ASSASSINS AT SYDNEY OPERA HOUSE: DISTURBINGLY GOOD

David Campbell in ASSASSINS.
Production photos: Prudence Upton

The period characters in ASSASSINS, playing at the Sydney Opera House, are a pretty wild-eyed bunch who make meeting them in an abandoned sideshow late at night pretty unappealing.  Led by John Wilkes Booth, who considers himself forefather of all American President assassination attempts, they are pretty evidently crazy.  But the more modern characters, apart from one, look alarmingly normal and rational.  That is … until a rifle is put in Harvey Lee Oswald’s hands towards the confronting ending of this show.  ASSASSINS is Stephen Sondheim’s 1990 malignantly comic attack on the American dream where normalcy collides with obsession in a dark musical which is thoroughly entertaining yet ominous. (Book by John Weidman)

We meet a gun seller.  Stereotypically recognizable for class and opinions  in his flannel shirt and truckers cap and red face, he is summoning the ghosts of assassins past to try his shooting game in a seedy rundown fairground sideshow.  All your ills will be cured he insists, as he hands out toy weapons to a series of characters who arrive through the auditorium.  As the crowd swells a leader emerges.  This is John Wilkes Booth and his story is told in some depth, his radicalism and political fervour undiminished by his inglorious end.  As successive assassinators, successful and unsuccessful, share their own stories, Booth will be challenged in his representation by the logic and truth telling of a guitar wielding balladeer.  A truth teller, even to Booth, this young buck is often above and apart from the events as retold.

It can’t just be Sondheim who makes this dark material into entertainment, it requires a stellar cast and the show playing currently at the Sydney Opera House is replete with talent and intelligent construction.  Beginning with David Campbell as Booth and he is commanding in the role.  He has bravado and falsity in his command of the cynical machinations of the man who considers himself mentor to those who follow him.  The whole cast are nuanced, constant and intrusive in each other’s stories and that ensemble feel lurks in the shadows even in the solos.

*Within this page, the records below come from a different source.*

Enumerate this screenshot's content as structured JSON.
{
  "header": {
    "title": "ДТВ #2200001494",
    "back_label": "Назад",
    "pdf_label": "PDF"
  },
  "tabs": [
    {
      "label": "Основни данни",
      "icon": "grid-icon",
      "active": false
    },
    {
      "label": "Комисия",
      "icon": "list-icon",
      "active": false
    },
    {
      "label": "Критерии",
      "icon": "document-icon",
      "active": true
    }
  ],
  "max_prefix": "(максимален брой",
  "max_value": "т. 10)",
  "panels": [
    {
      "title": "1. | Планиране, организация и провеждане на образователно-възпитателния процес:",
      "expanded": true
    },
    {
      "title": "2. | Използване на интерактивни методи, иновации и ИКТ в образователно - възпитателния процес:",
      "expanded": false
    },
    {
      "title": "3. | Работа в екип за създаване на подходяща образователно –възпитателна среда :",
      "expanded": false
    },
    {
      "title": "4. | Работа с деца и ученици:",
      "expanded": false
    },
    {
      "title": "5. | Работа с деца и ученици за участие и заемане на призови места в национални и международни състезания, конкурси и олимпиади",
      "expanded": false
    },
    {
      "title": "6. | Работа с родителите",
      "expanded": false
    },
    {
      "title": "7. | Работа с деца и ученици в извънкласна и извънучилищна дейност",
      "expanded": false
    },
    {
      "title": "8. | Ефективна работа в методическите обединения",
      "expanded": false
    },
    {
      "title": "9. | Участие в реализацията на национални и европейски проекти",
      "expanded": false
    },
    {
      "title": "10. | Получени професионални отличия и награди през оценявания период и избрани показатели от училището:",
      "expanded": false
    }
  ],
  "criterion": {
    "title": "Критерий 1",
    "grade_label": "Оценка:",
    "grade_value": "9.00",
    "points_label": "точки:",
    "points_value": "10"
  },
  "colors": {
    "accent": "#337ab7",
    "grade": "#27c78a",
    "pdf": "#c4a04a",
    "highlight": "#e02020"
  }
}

Kate Cole as Sarah Jane Moore is outgoing and busy and fussy and obviously thoroughly entertained by the other assassins, whereas Connor Crawford’s John Hinckley Jnr is insular, sullen and sulky… without disappearing.  Crawford gives his creation a credible psychiatrically disturbed aura that makes one want to ‘pop psych’ label him and his use of stillness is mesmeric to watch.  And the production is peopled with such clear characterisation and storytelling, the more crazed of the characters filling the stage with exuberant entitlement and the more restrained with brooding resentment .

Even though they are bright plastic colours, there’s even a seemingly harmless old-fashioned pop gun, having weapons pointed at you by pointedly crazy people is confronting and those themes are cleverly and discretely well explored by Director Dean Bryant and the creative team.  In Alicia Clements’ set design, sideshow macabre is everywhere without ever feeling crowded. Pieces are effortlessly rolled on or fly in to embrace the artist’s space for a solo and disappear just as easily for the big show stopping numbers where the choreography comes to the fore.  Andrew Hallsworth’s choreo has taken some songs literally, like the superbly danced Ryan Gonzalez show stopper of Charles Guiteau’s hanging.  Other places, the quality of the multi-talented cast make the dynamism and complexity of sequences like the President William McKinley handshake line so exciting to watch.  Clements’ costume design is just as complex with delicious details like the shoelaces and Booth’s signet ring and buttons.

Jason Winston, Madeline Jones

ASSASSINS has Sondheim’s signature difficult music and this production is robustly served by the brilliantly designed audio by Nick Walker which was exceptionally mixed the night I attended.  All the opens were pinpoint and the band/ voice mix gave real warmth to Andrew Worboys intricate  musical direction.  Each of the cast have great voices and the mix both foregrounded individuals and blended the ensemble beautifully to sit on top of the music.  Alex Berlange’s lighting design does the same.  Big and bold, but importantly using a limited colour palette, when needed and narrowed to overhead and front spot in line with the emotion.  His use of pure white with only a touch of blue booster is a vital aspect empowering the chill of this show and his shadows are deep without being gloomy.

For this is a cast which need to be seen, even when they sit or slouch as silent observers.  It’s often so eerie seeing them emerge to exhort an assassin preparing for a kill, and highly unsettling at others as they burst forth in a cheerful display of admiration that is quite at odds with the subject matter.  Satire this may be but this splendid production brings contemporary realities to mind, especially when, abandoning their toy weapons, a lifelike rifle arrives on stage. That hits home.

ASSASSINS is playing at the Sydney Opera House until July 1st and it is disturbingly first rate entertainment!